I think the biggest reason that we have slipped as a nation is what I call "The Wussification of America." We are raising our kids to be weak, dependent, wusses. Part of the problem is parents, part of it is our education system, and part may even be the government. Sometimes going against what is popular is the most wise direction to take, however.
Everyone seems to agree that changes need to be made when it comes to education. The problem is that the popular changes seem to be going in the direction of making things easier and more comfortable for students, rather than tougher. This is a problem.
There are many examples of this trend. I am going to discuss some of these examples in a few of my upcoming blogs. This brings me to my topic for today:
IT IS BECOMING IMPOSSIBLE TO FAIL
The "don't let anybody fail" camp believes that letting students fail hurts their self esteem. Failing a test, a class, or an entire grade will shatter their opinions of themselves and reduce them to blubbering blobs of goo. So the movement is to eliminate the possibility of failure for students so that they don't have to deal with it. Well that solves that problem! But what happens to these students when they inevitably fail at something as adults?
In the old days, you could fail a grade in school (even without your parents consent). There were tests that you had to pass, and a certain amount of work that you had to do in order to pass on to the next grade. This system seems to be becoming extinct in American education.
The problem that schools face is that statistics like graduation and passing rates have become increasingly significant parts of evaluations of schools and school districts. So now money and reputation are riding on these figures. So schools have a choice to make--Either make it easier to graduate and help their numbers, or make it tougher (or as tough) to graduate and risk lower rates. This is not a pleasant choice to have to deal with.

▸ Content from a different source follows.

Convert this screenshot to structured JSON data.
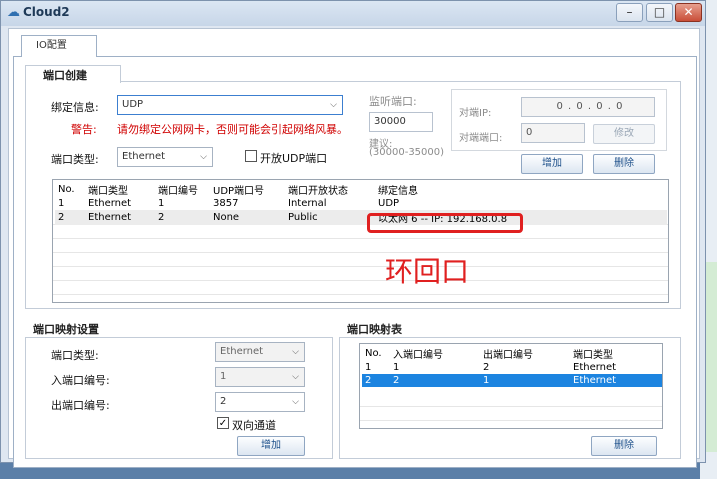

A new report from the Department of Education shows that high school graduation rates are at their highest level since 1974. This would be great news if the requirements for graduation hadn't changed. However, the pressure of graduation rates on schools has pushed them to consider making it easier to graduate to save their numbers. There is no other way to describe this situation other than "cooking the books." So lets not go celebrating these high graduation rates just yet.
What are the consequences of this trend? The consequences of making it nearly impossible to fail is that the value of a diploma has diminished. It used to mean something to pass a grade, a class, or a test. Now, it seems like it means that you just showed up. Congratulations. You have great transportation skills. Let's invite the family over to celebrate. If passing is practically guaranteed before you even show up, then what is the motivation to excel?
What is the answer? The answer is for people in power in education to remember what the purpose of education is supposed to be--to help and prepare students. Making failure an option is the only way to do this. Students need to learn that there are consequences for their actions, both good and bad. What they do not need to learn is that they will be bailed every time that things don't go well. The sooner that leaders in education take a stand for what is best for students and risk going against what is popular, the sooner education in America will turn around.